American water shrew
A large, solitary shrew which uses its hind feet to swim underwater in search of aquatic insect larvae.
Meaning of scientific name
'Sorex': from Soric (Latin) 'shrew-mouse'. 'Palustris': from Paluster (Latin) 'marshy'
13-17cm long including a tail of 6-9cm.
A relatively large shrew, with dark brown-black fur (grey on the belly) and a long tail which is dark above and pale underneath. The hind feet are large, and both hind and forefeet have a fringe of stiff hairs to help increase their surface area. As in all shrews, the snout is very long and mobile.
Alaska and Canada south to the northern mountains of the USA.
Northern forests around streams and damp areas.
Aquatic insect larvae and terrestrial invertebrates.
Water shrews feed every 10 minutes, although they can survive up to 3 hours without eating. They are solitary, and aggressive towards each other. They are active throughout the day - particularly at dawn and dusk, swimming to forage by paddling vigorously with their hind feet to overcome the buoyancy of the air trapped in their coats. When they surface they dry themselves. When foraging they continuously emit high-pitched sounds, possibly for echolocation.

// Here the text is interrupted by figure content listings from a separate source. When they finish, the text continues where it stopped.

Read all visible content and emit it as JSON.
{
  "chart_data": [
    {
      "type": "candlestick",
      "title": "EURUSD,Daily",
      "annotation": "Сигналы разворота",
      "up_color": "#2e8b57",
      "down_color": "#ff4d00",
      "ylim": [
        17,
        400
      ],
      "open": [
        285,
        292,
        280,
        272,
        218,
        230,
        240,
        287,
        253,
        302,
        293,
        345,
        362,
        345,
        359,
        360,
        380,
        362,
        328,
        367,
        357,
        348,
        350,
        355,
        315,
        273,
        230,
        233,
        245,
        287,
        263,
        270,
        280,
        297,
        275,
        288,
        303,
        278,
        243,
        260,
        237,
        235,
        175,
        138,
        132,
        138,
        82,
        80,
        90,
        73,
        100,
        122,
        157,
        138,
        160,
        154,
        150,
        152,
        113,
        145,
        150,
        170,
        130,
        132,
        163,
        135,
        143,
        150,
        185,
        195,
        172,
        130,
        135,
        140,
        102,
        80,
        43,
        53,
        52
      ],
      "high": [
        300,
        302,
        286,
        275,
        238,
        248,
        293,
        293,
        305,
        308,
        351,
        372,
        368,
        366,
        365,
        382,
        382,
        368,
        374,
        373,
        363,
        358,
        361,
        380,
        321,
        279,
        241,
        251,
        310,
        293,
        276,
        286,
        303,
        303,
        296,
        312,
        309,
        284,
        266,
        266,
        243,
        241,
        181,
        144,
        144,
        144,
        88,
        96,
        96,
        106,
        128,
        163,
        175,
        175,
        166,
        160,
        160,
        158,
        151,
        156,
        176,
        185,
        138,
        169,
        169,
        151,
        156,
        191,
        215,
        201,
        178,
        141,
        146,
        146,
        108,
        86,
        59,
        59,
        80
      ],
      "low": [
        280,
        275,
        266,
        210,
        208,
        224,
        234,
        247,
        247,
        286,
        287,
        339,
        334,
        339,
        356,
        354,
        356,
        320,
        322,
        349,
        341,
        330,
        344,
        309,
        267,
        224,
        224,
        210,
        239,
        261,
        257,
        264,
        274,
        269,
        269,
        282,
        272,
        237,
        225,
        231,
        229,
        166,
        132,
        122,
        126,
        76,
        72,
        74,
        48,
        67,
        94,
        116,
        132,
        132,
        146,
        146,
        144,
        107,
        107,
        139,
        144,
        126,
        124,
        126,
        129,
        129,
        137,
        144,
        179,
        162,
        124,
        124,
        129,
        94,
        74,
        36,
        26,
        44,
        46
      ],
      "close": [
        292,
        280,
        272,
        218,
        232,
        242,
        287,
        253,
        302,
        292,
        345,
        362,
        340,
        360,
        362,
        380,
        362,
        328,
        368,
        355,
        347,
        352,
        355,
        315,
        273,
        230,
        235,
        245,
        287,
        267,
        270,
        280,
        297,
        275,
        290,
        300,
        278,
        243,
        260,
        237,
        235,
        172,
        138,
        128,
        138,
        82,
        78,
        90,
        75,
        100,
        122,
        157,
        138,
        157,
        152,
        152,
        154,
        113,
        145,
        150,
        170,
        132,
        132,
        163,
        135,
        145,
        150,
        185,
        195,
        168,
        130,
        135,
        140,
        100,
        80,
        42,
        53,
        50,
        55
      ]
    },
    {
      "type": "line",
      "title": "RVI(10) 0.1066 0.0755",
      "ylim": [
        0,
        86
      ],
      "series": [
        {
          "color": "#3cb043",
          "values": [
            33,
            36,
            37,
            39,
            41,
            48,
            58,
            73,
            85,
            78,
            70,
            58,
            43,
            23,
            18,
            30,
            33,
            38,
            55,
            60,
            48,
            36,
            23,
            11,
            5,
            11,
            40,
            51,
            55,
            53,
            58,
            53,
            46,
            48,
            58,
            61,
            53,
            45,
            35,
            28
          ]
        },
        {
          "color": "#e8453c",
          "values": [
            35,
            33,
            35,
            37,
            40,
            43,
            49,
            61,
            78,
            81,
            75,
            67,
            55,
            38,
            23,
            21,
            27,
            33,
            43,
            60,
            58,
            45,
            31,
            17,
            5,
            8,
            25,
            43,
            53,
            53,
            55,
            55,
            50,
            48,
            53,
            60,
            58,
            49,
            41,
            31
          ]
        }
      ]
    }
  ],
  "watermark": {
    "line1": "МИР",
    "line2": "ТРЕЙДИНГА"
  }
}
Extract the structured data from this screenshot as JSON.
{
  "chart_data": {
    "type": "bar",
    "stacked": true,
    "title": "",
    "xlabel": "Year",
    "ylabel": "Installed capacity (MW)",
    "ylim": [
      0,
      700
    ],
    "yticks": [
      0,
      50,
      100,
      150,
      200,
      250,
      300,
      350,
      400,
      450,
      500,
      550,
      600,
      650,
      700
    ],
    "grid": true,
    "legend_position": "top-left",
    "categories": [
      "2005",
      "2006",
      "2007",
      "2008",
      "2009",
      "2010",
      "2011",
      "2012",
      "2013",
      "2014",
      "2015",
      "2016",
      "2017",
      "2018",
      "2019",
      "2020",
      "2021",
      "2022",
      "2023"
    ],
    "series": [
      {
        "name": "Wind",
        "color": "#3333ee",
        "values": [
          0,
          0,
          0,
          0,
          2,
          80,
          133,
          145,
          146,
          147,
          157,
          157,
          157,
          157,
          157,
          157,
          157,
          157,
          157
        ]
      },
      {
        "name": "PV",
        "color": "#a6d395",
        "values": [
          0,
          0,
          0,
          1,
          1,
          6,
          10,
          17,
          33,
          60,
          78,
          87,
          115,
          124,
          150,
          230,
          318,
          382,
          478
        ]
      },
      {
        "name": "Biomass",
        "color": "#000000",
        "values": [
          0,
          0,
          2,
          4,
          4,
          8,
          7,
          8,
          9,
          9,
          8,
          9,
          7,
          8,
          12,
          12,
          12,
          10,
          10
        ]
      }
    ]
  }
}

Breeding occurs between December and September, during which time several litters may be raised. Gestation is about three weeks and the litter can be 3-10 naked and blind offspring. Development is fast, and the youngsters are ready to breed in the summer or autumn following their birth. Life expectancy, however, is low.
Not currently threatened.
High pitched squeaks and possible echolocation sounds.
The earliest shrew fossils date back to the Eocene, 45 million years ago in North America.